Many times I've sat down to try and write about all that's happening in our lives. But each time I even go to my blog homepage, I'm overwhelmed with the enormity of trying to document it all. It just doesn't seem possible.
That's the way my life seems to role. I journal...regularly. I'm successful at keeping up with
most some an extremely small portion of the bigger things in our family life.
And then, out of the blue, life will explode with possibility. or frustration. or craziness. :)

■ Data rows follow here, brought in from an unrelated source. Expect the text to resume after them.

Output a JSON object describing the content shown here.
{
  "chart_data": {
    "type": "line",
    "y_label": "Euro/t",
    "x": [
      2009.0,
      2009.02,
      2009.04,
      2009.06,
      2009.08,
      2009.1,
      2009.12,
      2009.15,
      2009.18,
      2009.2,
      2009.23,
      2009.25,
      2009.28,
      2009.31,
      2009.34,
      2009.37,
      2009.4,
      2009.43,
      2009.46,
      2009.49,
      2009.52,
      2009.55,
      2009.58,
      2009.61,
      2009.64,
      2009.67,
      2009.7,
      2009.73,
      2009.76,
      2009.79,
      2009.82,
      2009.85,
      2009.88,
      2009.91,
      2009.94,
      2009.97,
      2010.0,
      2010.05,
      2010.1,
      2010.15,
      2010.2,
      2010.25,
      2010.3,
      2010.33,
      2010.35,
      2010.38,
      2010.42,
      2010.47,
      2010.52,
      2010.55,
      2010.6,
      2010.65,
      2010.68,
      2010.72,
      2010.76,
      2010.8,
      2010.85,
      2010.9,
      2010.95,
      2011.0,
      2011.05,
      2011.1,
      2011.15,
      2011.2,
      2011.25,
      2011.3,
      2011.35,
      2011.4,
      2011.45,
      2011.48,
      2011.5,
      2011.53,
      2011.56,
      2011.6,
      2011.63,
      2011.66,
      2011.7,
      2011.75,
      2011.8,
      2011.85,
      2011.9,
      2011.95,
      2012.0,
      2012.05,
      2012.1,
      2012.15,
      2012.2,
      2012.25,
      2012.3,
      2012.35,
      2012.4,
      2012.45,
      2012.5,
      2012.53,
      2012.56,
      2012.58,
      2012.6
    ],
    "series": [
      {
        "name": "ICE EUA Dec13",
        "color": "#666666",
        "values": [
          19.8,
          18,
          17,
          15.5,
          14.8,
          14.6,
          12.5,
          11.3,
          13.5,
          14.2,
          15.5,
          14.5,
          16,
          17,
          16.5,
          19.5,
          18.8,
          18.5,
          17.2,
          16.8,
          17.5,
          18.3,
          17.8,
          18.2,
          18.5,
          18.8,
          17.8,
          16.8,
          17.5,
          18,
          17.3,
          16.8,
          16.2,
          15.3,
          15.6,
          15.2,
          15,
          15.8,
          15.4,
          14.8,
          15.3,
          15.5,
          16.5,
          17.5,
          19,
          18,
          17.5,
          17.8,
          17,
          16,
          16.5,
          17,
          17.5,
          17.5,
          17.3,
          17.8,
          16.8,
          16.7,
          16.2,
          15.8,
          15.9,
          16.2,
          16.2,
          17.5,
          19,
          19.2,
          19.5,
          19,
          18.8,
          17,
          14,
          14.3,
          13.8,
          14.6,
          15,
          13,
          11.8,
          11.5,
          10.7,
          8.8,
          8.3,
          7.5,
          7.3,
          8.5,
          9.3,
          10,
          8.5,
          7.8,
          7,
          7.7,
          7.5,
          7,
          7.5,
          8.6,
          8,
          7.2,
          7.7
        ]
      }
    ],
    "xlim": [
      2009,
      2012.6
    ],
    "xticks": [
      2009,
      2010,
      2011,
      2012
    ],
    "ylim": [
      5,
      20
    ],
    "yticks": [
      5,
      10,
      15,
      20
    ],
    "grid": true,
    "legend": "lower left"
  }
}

or the realization oh that's right,
I'm homeschooling.... Getting ready to have my fifth child (ie. contracting) while still trying to come to terms with the fact that I'm actually getting ready to have my fifth child!... The holidays are fast drawing near, bringing with it the first time my husband's entire sibling group will all be together in 4 years, I think? ....I'm in the process of writing a book. Meaning it's not finished yet and whatever spare brain-matter I used to have to work on it in the evening is fast fading as I get closer to Due Date....I'm dealing with a body has suddenly decided that it's no longer into this whole pregnancy thing and has thus opted to "check out" for now. Which means I can fall asleep on the couch before the girls go to bed at 7pm. Or get sick to my stomach from just eating a small amount of dinner.... I have a lot on my plate and don't even know where to start gathering my thoughts
to write.
Blog? What blog?? :)
My hope is that in the next few days I'll go back and at least, for the sake of memory, post pictures of all that we've been doing over the last couple of months.
Because God knows life's not going to slow down any time soon.